Команда вновь загудела. Почти все спасенные моряки тут же изъявили желание остаться в числе защитников батареи в качестве роты морских пехотинцев. Однако в это время к догорающим останкам «Кара-Дага» уже приближались два сторожевых катера и спасательное судно. Получив от радиста гибнущего судна сигнал SOS, они спешили выяснить его судьбу и подобрать оказавшихся за бортом.

– Я – начальник безопасности порта, а в данном случае – еще и начальник спасательной экспедиции, – представился статный капитан третьего ранга, сходя по трапу, спущенному на отмель прямо с одного из сторожевых катеров. – Что тут у вас происходит, други мои походные?

И только по этой приметной поговорке – «други мои походные» – Гродов узнал в морском офицере некогда сухопутного майора контрразведки Райчева[23].

– Как видите, товарищ капитан третьего ранга, – угрюмо указал Лапинский на остов своего судна. – Все, что удалось спасти.

– Что допустил гибель такого судна, это, капитан, плохо, – быстро оценил ситуацию Райчев. – А что сумел довести судно почти до берега и, по существу, спас и команду, и все, что еще можно было спасти, за это хвалю. Придет время, твой «Кара-Даг» отбуксируют в док и, вполне возможно, еще и восстановят.

Говорил он бодро, выглядел тоже и вообще всем своим видом источал оптимизм, которого так не хватало сейчас поверженному экипажу судна.

– То есть происходить это поднятие, я так понимаю, будет уже после войны? – спросил один из офицеров «Кара-Дага», судя по всему, старший помощник капитана.

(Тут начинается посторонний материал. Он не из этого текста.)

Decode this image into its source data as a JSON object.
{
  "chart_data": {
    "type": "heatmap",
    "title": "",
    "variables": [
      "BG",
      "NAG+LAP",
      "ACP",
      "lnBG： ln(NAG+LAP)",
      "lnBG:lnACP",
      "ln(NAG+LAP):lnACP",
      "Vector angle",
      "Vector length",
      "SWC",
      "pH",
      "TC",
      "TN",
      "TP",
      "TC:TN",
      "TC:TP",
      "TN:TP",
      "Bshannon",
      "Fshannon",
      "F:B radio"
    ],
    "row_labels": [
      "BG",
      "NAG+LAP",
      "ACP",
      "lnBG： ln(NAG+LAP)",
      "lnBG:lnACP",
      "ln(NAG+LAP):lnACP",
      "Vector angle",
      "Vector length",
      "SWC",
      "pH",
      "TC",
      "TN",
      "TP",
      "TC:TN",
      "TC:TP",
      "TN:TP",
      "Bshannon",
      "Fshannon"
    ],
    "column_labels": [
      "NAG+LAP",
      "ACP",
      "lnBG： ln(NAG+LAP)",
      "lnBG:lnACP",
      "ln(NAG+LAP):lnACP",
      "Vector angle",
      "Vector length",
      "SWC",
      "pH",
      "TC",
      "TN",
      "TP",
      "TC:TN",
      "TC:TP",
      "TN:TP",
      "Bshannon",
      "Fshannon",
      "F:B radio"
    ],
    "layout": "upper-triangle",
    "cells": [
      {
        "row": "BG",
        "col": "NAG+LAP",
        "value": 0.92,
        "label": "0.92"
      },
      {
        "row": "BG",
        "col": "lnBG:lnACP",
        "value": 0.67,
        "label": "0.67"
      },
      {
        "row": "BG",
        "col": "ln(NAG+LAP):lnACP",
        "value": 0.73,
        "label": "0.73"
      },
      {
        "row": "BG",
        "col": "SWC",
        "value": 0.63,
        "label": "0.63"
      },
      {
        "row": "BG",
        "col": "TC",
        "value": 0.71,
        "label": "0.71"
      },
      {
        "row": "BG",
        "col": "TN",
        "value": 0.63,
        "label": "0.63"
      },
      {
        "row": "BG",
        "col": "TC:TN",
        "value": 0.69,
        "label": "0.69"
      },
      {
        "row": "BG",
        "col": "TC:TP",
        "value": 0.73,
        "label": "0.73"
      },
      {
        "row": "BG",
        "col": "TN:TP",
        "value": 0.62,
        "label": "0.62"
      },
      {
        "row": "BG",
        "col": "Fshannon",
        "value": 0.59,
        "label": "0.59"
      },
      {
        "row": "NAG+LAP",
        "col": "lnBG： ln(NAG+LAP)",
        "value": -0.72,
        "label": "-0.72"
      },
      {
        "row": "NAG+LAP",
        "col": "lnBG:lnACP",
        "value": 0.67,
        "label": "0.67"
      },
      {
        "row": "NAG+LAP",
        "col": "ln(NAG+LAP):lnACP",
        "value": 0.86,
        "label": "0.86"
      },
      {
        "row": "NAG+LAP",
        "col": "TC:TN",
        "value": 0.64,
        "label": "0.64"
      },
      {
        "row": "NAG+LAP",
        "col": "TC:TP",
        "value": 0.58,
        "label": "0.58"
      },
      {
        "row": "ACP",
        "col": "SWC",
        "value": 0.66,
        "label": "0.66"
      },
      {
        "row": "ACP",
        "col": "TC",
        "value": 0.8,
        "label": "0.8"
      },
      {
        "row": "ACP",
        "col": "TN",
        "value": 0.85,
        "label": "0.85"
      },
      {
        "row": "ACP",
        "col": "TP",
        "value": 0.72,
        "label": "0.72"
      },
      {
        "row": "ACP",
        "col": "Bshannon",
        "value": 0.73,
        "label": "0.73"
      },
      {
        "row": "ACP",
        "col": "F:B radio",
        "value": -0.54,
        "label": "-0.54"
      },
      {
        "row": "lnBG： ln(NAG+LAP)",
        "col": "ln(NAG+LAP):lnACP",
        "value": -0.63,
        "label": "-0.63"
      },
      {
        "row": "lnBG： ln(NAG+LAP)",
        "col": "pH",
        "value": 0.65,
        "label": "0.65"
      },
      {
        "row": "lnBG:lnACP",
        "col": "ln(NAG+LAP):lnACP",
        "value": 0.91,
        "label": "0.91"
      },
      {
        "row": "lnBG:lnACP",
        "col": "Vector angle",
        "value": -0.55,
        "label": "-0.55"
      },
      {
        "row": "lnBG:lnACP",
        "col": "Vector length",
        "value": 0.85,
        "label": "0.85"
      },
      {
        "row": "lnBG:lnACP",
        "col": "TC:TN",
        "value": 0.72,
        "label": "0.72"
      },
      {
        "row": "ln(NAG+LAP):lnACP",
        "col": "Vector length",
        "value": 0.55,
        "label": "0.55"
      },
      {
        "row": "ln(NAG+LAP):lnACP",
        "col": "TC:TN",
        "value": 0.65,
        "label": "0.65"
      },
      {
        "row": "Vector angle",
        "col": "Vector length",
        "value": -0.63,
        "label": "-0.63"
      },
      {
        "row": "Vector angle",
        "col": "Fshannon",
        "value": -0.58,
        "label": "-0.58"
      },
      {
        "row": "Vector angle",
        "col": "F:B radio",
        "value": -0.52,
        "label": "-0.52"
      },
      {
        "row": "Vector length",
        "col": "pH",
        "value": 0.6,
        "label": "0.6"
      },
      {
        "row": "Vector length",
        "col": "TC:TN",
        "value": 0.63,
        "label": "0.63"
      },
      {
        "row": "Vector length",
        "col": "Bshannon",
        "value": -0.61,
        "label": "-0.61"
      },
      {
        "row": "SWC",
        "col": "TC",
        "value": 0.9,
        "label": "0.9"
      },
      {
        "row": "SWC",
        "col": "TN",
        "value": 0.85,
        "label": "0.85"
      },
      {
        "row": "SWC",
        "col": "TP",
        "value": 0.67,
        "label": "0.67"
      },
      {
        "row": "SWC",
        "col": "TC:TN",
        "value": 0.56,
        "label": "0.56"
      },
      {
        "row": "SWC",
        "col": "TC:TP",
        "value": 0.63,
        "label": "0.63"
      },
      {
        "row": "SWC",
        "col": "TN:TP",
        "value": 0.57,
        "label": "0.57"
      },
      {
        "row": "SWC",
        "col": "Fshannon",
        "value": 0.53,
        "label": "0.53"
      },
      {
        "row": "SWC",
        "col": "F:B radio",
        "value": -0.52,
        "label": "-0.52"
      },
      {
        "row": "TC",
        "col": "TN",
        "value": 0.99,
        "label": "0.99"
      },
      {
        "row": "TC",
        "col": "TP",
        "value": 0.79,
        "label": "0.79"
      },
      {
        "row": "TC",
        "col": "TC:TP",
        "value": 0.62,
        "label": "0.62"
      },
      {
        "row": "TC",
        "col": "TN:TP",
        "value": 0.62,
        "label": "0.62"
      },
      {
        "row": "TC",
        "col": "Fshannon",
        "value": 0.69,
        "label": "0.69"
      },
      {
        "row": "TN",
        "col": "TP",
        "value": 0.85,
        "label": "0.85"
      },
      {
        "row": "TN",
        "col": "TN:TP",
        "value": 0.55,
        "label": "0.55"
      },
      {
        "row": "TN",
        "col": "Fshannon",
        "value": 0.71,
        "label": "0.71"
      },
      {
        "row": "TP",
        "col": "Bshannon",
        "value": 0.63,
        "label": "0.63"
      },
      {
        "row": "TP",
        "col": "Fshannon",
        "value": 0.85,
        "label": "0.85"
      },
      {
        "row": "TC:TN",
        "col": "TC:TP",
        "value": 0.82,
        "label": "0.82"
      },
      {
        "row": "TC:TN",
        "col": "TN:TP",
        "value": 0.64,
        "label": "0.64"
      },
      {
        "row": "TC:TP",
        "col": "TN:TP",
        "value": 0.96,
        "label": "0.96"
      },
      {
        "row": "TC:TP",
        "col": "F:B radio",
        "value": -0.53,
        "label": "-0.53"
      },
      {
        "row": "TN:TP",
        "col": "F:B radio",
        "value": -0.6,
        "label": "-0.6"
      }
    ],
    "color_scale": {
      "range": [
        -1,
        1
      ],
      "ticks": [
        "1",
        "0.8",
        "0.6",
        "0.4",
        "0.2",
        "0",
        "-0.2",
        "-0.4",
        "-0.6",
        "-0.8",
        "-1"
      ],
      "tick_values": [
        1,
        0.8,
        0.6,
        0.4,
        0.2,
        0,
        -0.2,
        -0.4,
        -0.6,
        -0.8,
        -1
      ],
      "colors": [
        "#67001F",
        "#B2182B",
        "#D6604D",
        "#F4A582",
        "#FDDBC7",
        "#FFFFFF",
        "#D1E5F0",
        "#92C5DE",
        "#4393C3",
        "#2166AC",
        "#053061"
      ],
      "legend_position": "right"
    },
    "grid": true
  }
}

– А вы, други мои походные, на что рассчитывали? Что мы прямо сегодня пригоним сюда весь свой технический флот и под ударами вражеской авиации устроим спасательную операцию с торжественной транспортировкой в судоремонтный док?

Офицер «Кара-Дага» пытался что-то возразить, однако Райчев уже демонстративно не обращал на него внимания. Выслушав доклад Лапинского о потерях личного состава, он все тем же бодрым взором осмотрел рассредоточившийся по прибрежным каменистым холмам экипаж и только во время этого осмотра обратил внимание на отошедшего чуть в сторонку, к спасательной шлюпке Юраша командира батареи.

– Потери могли быть значительно большими, – тут же нашелся капитан «Кара-Дага», если бы артиллеристы комбата Гродова не поддержали нас пальбой из всех орудийных стволов, благодаря которой один самолет уничтожили, остальных штурмовиков отогнали. Они же послали навстречу нашему судну спасательную шлюпку, благодаря которой спаслось еще около десяти человек.

– О, да это вы, капитан Гродов?! – тут же направился Райчев к комбату. – Совершенно упустил из виду, други мои походные, что командуете этой береговой батареей именно вы.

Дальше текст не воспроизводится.